Deposit accounts typically refer to any account where you can freely deposit and withdraw money. For most consumers, this means savings and checking accounts. Certificates of Deposit (CD) and money market accounts also technically qualify, although CDs place greater restrictions on withdrawal timing. In many cases, deposit accounts fall by the wayside when discussing long-term financial strategies. These accounts offer comparatively low yields (or no yields at all) versus securities accounts, making them unfavorable for long-term investing. Despite this, accounts of this type have an essential role to play in any sound financial strategy.

The Bread and Butter of Checking and Savings

Most Americans have a checking account, and many have one or more savings accounts. Although checking accounts should not be used for long-term saving or storing of money, they are crucial for day-to-day transactions. It is for this reason that these accounts are commonly known as transactional accounts. Using a checking account effectively means keeping only enough money in it to cover expenses, and transferring even short-term savings to higher yield accounts.

Speaking of higher yield accounts – what about a savings account? While many Americans grew up learning the value of saving, using a typical savings account isn't always the right strategy. The primary advantage of this account type is that it offers FDIC protection along with (exceptionally modest) growth potential. Savings accounts can be useful for short-term (1-3 month) savings, but the low interest rate makes them unsuitable for the long term. Instead, choose high-yield savings accounts to store emergency expenses or tax funds, as they offer the same benefits with much higher interest rates.

When Should You Use CDs?

When it comes to deposit accounts, the certificate of deposit is ironically often forgotten. A CD allows you to receive relatively good interest rates along with FDIC protection in exchange for committing to a set withdrawal schedule. A CD typically comes with a 6-month, 1-year, 3-year, or 5-year term, with longer terms offering higher interest rates. Withdrawing money from a CD before the term ends comes with a hefty penalty, so it is crucial to avoid these accounts for money that you may need.

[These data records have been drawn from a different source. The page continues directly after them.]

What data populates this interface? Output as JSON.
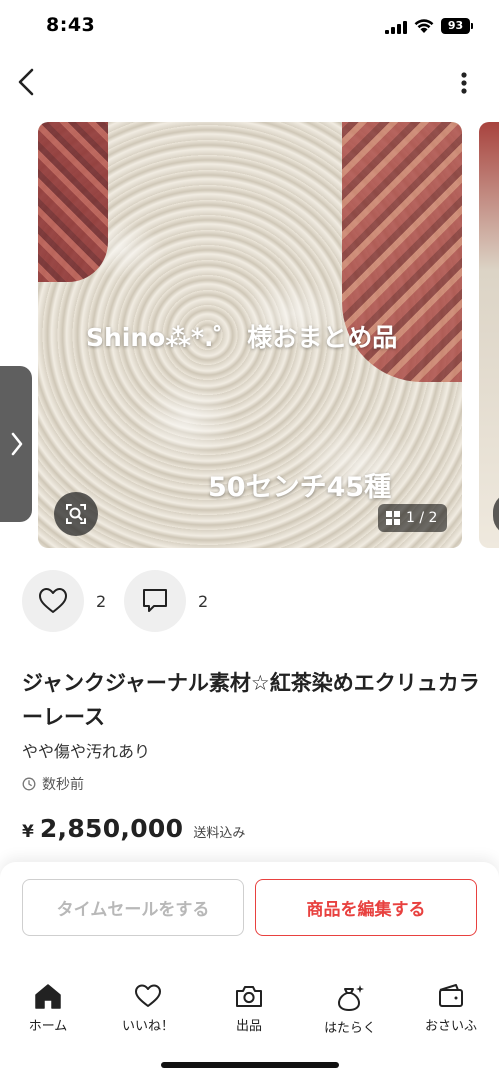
{
  "status_bar": {
    "time": "8:43",
    "battery": "93"
  },
  "photo": {
    "overlay_text_1": "Shino⁂*.゜ 様おまとめ品",
    "overlay_text_2": "50センチ45種",
    "counter": "1 / 2"
  },
  "actions": {
    "likes": "2",
    "comments": "2"
  },
  "item": {
    "title": "ジャンクジャーナル素材☆紅茶染めエクリュカラーレース",
    "condition": "やや傷や汚れあり",
    "posted": "数秒前",
    "currency": "¥",
    "price": "2,850,000",
    "shipping_note": "送料込み"
  },
  "buttons": {
    "timesale": "タイムセールをする",
    "edit": "商品を編集する"
  },
  "tabbar": [
    {
      "label": "ホーム",
      "icon": "home-icon"
    },
    {
      "label": "いいね！",
      "icon": "heart-icon"
    },
    {
      "label": "出品",
      "icon": "camera-icon"
    },
    {
      "label": "はたらく",
      "icon": "money-bag-icon"
    },
    {
      "label": "おさいふ",
      "icon": "wallet-icon"
    }
  ],
  "colors": {
    "accent": "#e8413f",
    "sidetab": "#5f5f5f"
  }
}
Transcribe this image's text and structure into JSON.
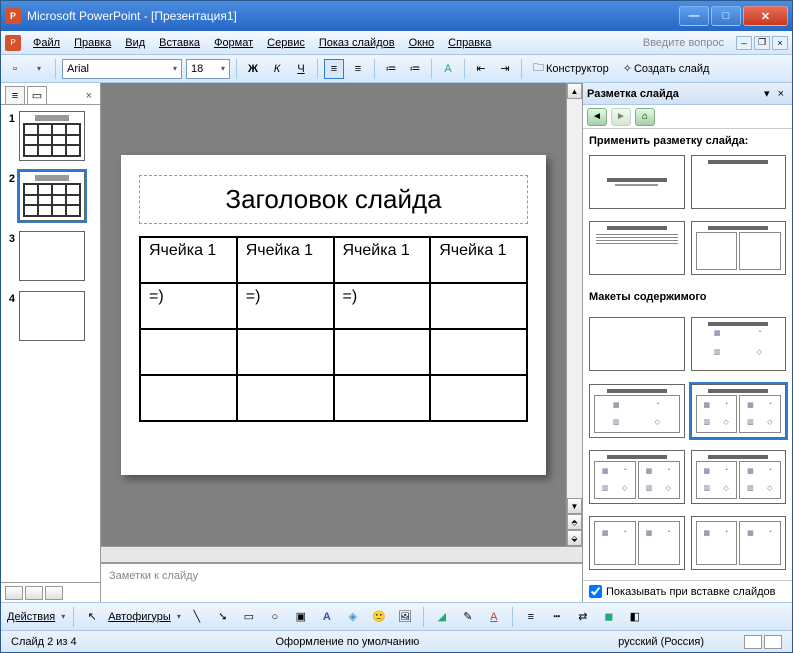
{
  "window": {
    "title": "Microsoft PowerPoint - [Презентация1]"
  },
  "menu": {
    "items": [
      "Файл",
      "Правка",
      "Вид",
      "Вставка",
      "Формат",
      "Сервис",
      "Показ слайдов",
      "Окно",
      "Справка"
    ],
    "question_placeholder": "Введите вопрос"
  },
  "toolbar": {
    "font": "Arial",
    "size": "18",
    "designer": "Конструктор",
    "new_slide": "Создать слайд"
  },
  "thumbnails": [
    {
      "num": "1",
      "selected": false,
      "has_table": true
    },
    {
      "num": "2",
      "selected": true,
      "has_table": true
    },
    {
      "num": "3",
      "selected": false,
      "has_table": false
    },
    {
      "num": "4",
      "selected": false,
      "has_table": false
    }
  ],
  "slide": {
    "title": "Заголовок слайда",
    "table": [
      [
        "Ячейка 1",
        "Ячейка 1",
        "Ячейка 1",
        "Ячейка 1"
      ],
      [
        "=)",
        "=)",
        "=)",
        ""
      ],
      [
        "",
        "",
        "",
        ""
      ],
      [
        "",
        "",
        "",
        ""
      ]
    ]
  },
  "notes": {
    "placeholder": "Заметки к слайду"
  },
  "taskpane": {
    "title": "Разметка слайда",
    "apply_label": "Применить разметку слайда:",
    "content_layouts_label": "Макеты содержимого",
    "show_on_insert": "Показывать при вставке слайдов",
    "show_checked": true
  },
  "bottombar": {
    "actions": "Действия",
    "autoshapes": "Автофигуры"
  },
  "status": {
    "slide": "Слайд 2 из 4",
    "design": "Оформление по умолчанию",
    "lang": "русский (Россия)"
  }
}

Unfortunately, the higher interest rates offered by high-yield savings accounts leave CDs in an odd position. The best way to make use of CDs is to open multiple accounts in a CD "ladder." To do this, you invest in a new 5-year CD every year. Setting your deposits up in this way allows your CDs to mature each year, but at the higher interest rate offered by the longer term. Doing this can enable CDs to remain competitive with (or better than) high-yield savings accounts.

Putting It All Together

For long-term savings and investing, securities and brokerage accounts are the way the go. Deposit accounts have significant advantages for budgeting and short-term savings, however. Making good use of checking, saving, and CD accounts can allow you to better budget your money and plan for the future, helping you to save more money and remain more financially secure.